Blog do Nilson Xavier

Atriz Ana Cecília Costa é destaque em “Joia Rara”

Nilson Xavier

Thiago Lacerda e Ana Cecília Costa em cena de "Joia Rara" (Foto: Divulgação/TV Globo)

Thiago Lacerda e Ana Cecília Costa em cena de “Joia Rara'' (Foto: Divulgação/TV Globo)
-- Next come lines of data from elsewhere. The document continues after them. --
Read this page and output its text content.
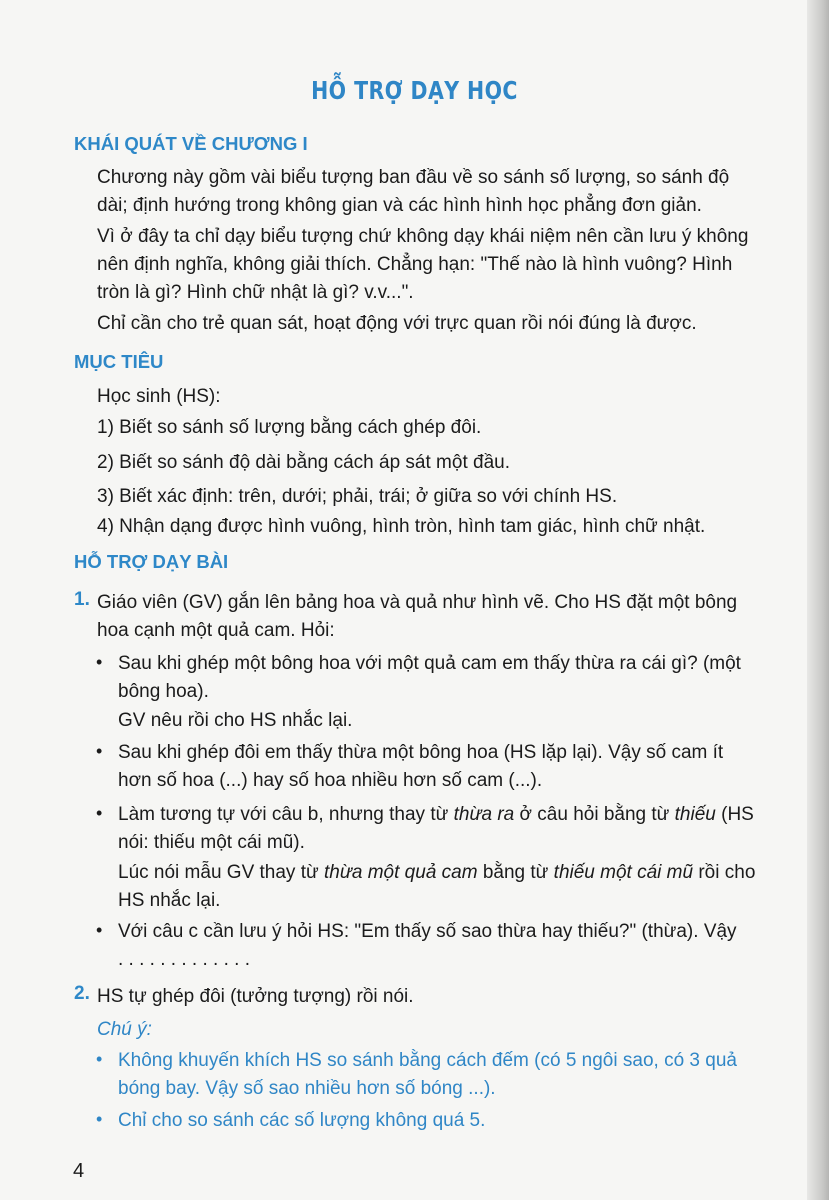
HỖ TRỢ DẠY HỌC
KHÁI QUÁT VỀ CHƯƠNG I
Chương này gồm vài biểu tượng ban đầu về so sánh số lượng, so sánh độ
dài; định hướng trong không gian và các hình hình học phẳng đơn giản.
Vì ở đây ta chỉ dạy biểu tượng chứ không dạy khái niệm nên cần lưu ý không
nên định nghĩa, không giải thích. Chẳng hạn: "Thế nào là hình vuông? Hình
tròn là gì? Hình chữ nhật là gì? v.v...".
Chỉ cần cho trẻ quan sát, hoạt động với trực quan rồi nói đúng là được.
MỤC TIÊU
Học sinh (HS):
1) Biết so sánh số lượng bằng cách ghép đôi.
2) Biết so sánh độ dài bằng cách áp sát một đầu.
3) Biết xác định: trên, dưới; phải, trái; ở giữa so với chính HS.
4) Nhận dạng được hình vuông, hình tròn, hình tam giác, hình chữ nhật.
HỖ TRỢ DẠY BÀI
1. Giáo viên (GV) gắn lên bảng hoa và quả như hình vẽ. Cho HS đặt một bông
hoa cạnh một quả cam. Hỏi:
• Sau khi ghép một bông hoa với một quả cam em thấy thừa ra cái gì? (một
bông hoa).
GV nêu rồi cho HS nhắc lại.
• Sau khi ghép đôi em thấy thừa một bông hoa (HS lặp lại). Vậy số cam ít
hơn số hoa (...) hay số hoa nhiều hơn số cam (...).
• Làm tương tự với câu b, nhưng thay từ thừa ra ở câu hỏi bằng từ thiếu (HS
nói: thiếu một cái mũ).
Lúc nói mẫu GV thay từ thừa một quả cam bằng từ thiếu một cái mũ rồi cho
HS nhắc lại.
• Với câu c cần lưu ý hỏi HS: "Em thấy số sao thừa hay thiếu?" (thừa). Vậy
. . . . . . . . . . . . .
2. HS tự ghép đôi (tưởng tượng) rồi nói.
Chú ý:
• Không khuyến khích HS so sánh bằng cách đếm (có 5 ngôi sao, có 3 quả
bóng bay. Vậy số sao nhiều hơn số bóng ...).
• Chỉ cho so sánh các số lượng không quá 5.
4
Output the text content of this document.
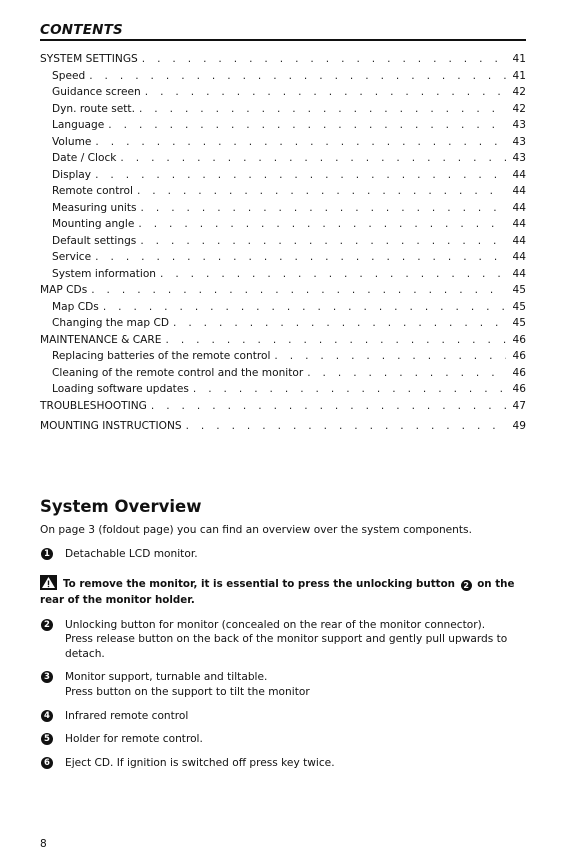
CONTENTS
SYSTEM SETTINGS . . .	41
Speed . . .	41
Guidance screen . . .	42
Dyn. route sett. . . .	42
Language . . .	43
Volume . . .	43
Date / Clock . . .	43
Display . . .	44
Remote control . . .	44
Measuring units . . .	44
Mounting angle . . .	44
Default settings . . .	44
Service . . .	44
System information . . .	44
MAP CDs . . .	45
Map CDs . . .	45
Changing the map CD . . .	45
MAINTENANCE & CARE . . .	46
Replacing batteries of the remote control . . .	46
Cleaning of the remote control and the monitor . . .	46
Loading software updates . . .	46
TROUBLESHOOTING . . .	47
MOUNTING INSTRUCTIONS . . .	49
System Overview
On page 3 (foldout page) you can find an overview over the system components.
1 Detachable LCD monitor.
To remove the monitor, it is essential to press the unlocking button 2 on the rear of the monitor holder.
2 Unlocking button for monitor (concealed on the rear of the monitor connector).
Press release button on the back of the monitor support and gently pull upwards to detach.
3 Monitor support, turnable and tiltable.
Press button on the support to tilt the monitor
4 Infrared remote control
5 Holder for remote control.
6 Eject CD. If ignition is switched off press key twice.
8
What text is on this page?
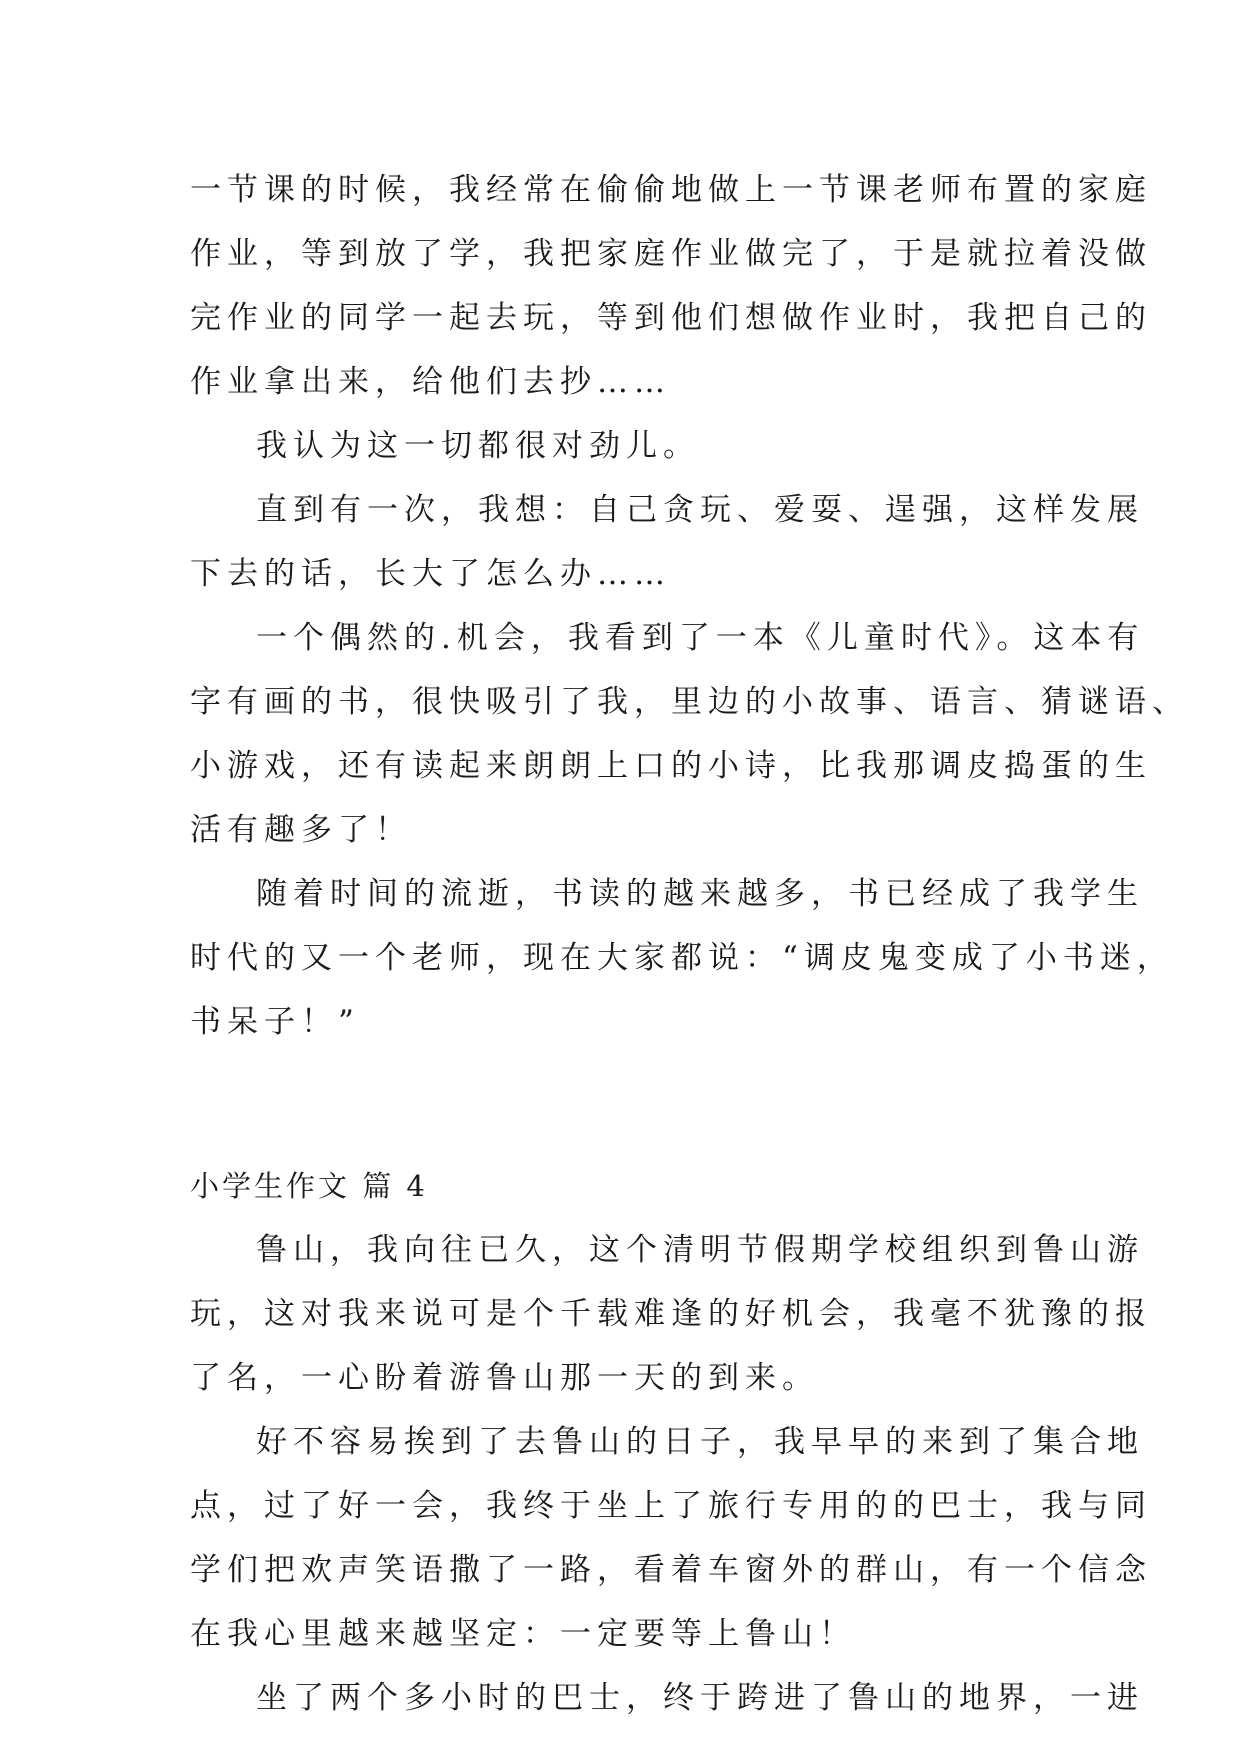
一节课的时候，我经常在偷偷地做上一节课老师布置的家庭
作业，等到放了学，我把家庭作业做完了，于是就拉着没做
完作业的同学一起去玩，等到他们想做作业时，我把自己的
作业拿出来，给他们去抄……
我认为这一切都很对劲儿。
直到有一次，我想：自己贪玩、爱耍、逞强，这样发展
下去的话，长大了怎么办……
一个偶然的.机会，我看到了一本《儿童时代》。这本有
字有画的书，很快吸引了我，里边的小故事、语言、猜谜语、
小游戏，还有读起来朗朗上口的小诗，比我那调皮捣蛋的生
活有趣多了！
随着时间的流逝，书读的越来越多，书已经成了我学生
时代的又一个老师，现在大家都说：“调皮鬼变成了小书迷，
书呆子！”
小学生作文 篇 4
鲁山，我向往已久，这个清明节假期学校组织到鲁山游
玩，这对我来说可是个千载难逢的好机会，我毫不犹豫的报
了名，一心盼着游鲁山那一天的到来。
好不容易挨到了去鲁山的日子，我早早的来到了集合地
点，过了好一会，我终于坐上了旅行专用的的巴士，我与同
学们把欢声笑语撒了一路，看着车窗外的群山，有一个信念
在我心里越来越坚定：一定要等上鲁山！
坐了两个多小时的巴士，终于跨进了鲁山的地界，一进
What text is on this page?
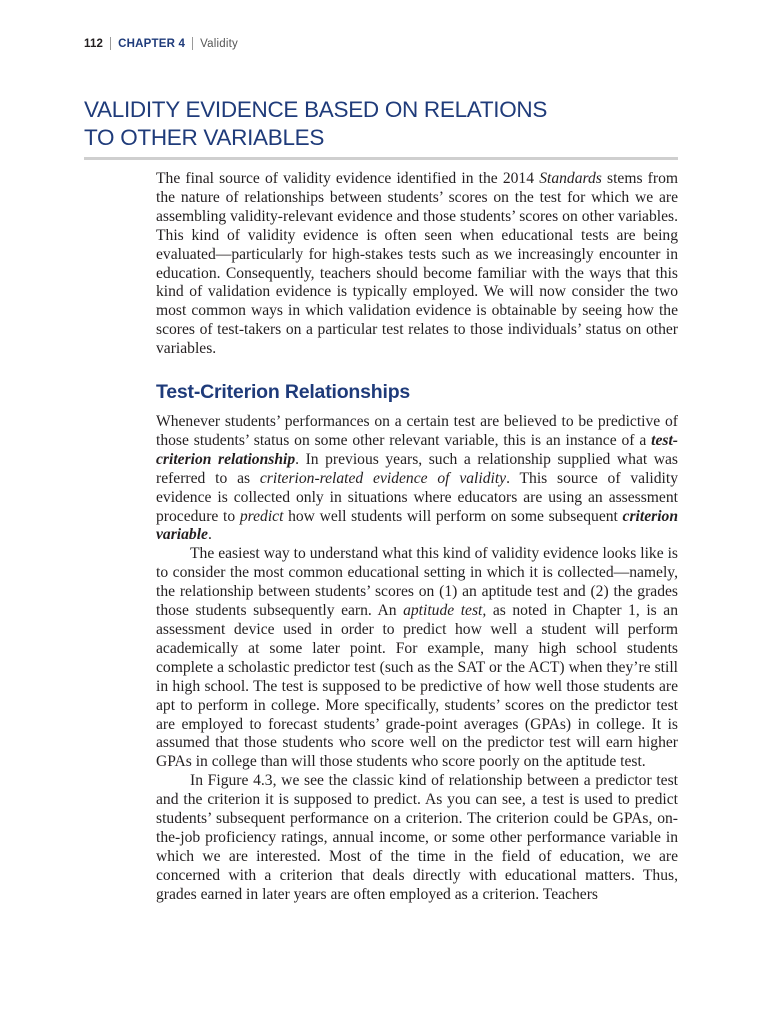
112 CHAPTER 4 Validity
VALIDITY EVIDENCE BASED ON RELATIONS
TO OTHER VARIABLES

The final source of validity evidence identified in the 2014 Standards stems from the nature of relationships between students’ scores on the test for which we are assembling validity-relevant evidence and those students’ scores on other variables. This kind of validity evidence is often seen when educational tests are being evaluated—particularly for high-stakes tests such as we increasingly encounter in education. Consequently, teachers should become familiar with the ways that this kind of validation evidence is typically employed. We will now consider the two most common ways in which validation evidence is obtainable by seeing how the scores of test-takers on a particular test relates to those individuals’ status on other variables.

Test-Criterion Relationships

Whenever students’ performances on a certain test are believed to be predictive of those students’ status on some other relevant variable, this is an instance of a test-criterion relationship. In previous years, such a relationship supplied what was referred to as criterion-related evidence of validity. This source of validity evidence is collected only in situations where educators are using an assessment procedure to predict how well students will perform on some subsequent criterion variable.

The easiest way to understand what this kind of validity evidence looks like is to consider the most common educational setting in which it is collected—namely, the relationship between students’ scores on (1) an aptitude test and (2) the grades those students subsequently earn. An aptitude test, as noted in Chapter 1, is an assessment device used in order to predict how well a student will perform academically at some later point. For example, many high school students complete a scholastic predictor test (such as the SAT or the ACT) when they’re still in high school. The test is supposed to be predictive of how well those students are apt to perform in college. More specifically, students’ scores on the predictor test are employed to forecast students’ grade-point averages (GPAs) in college. It is assumed that those students who score well on the predictor test will earn higher GPAs in college than will those students who score poorly on the aptitude test.

In Figure 4.3, we see the classic kind of relationship between a predictor test and the criterion it is supposed to predict. As you can see, a test is used to predict students’ subsequent performance on a criterion. The criterion could be GPAs, on-the-job proficiency ratings, annual income, or some other performance variable in which we are interested. Most of the time in the field of education, we are concerned with a criterion that deals directly with educational matters. Thus, grades earned in later years are often employed as a criterion. Teachers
A novela das seis da Globo, “Joia Rara”, ganha novo fôlego com o retorno de Gaia, personagem vivida por Ana Cecília Costa, que passou dez anos confinada em um campo de concentração e foi dada como morta. Na ausência dela, depois de tanto tempo, seu amado Toni (Thiago Lacerda) apaixonou-se e casou-se novamente, com Hilda Hauser (Luiza Valdetaro). Gaia aparece do nada, viva, para o espanto de todos. O conflito está formado. Assim, “Joia Rara” ganha um novo foco de interesse, pois a união de Toni e Hilda já estava selada e o casal vivia feliz. Este entrecho remete ao filme “O Náufrago'' (de 2001), em que Tom Hanks, dado como morto, reencontra a mulher estabilizada em novo casamento.

Em sequências bem dirigidas, a atriz Ana Cecília Costa destacou-se com sua personagem, em momentos emocionantes, de grande força dramática. Ana Cecília é conhecida de outros tantos trabalhos, desde os tempos da TV Manchete (“Tocaia Grande”, “Xica da Silva”), também com passagem pela Record, Globo e SBT. Desta vez, a atriz chamou a atenção em cenas bonitas e intensas, divididas com Thiago Lacerda e Luiza Valdetaro.

Joia Rara” estava precisando mesmo de um novo drama. A novela estagnou no toma-lá-dá-cá do trio Ernest, Iolanda e Mundo (José de Abreu, Carolina Dieckmann e Domingos Montagner), que dá voltas sem sair do lugar, enquanto os protagonistas Franz, Amélia e Pérola (Bruno Gagliasso, Bianca Bin e Mel Maia) parecem sem trama dentro da novela. Também é o momento em que as autoras Thelma Guedes e Duca Rachid revezam o destaque entre os vilões Manfred e Silvia (Carmo Dalla Vecchia e Nathalia Dill). Enquanto cozinham Silvia em banho-maria, dão novo impulso a Manfred. Aliás, Carmo precisa parar de exagerar nas caras e bocas de seu personagem. Falta de sutileza na dramaturgia pode ser um pecado mortal.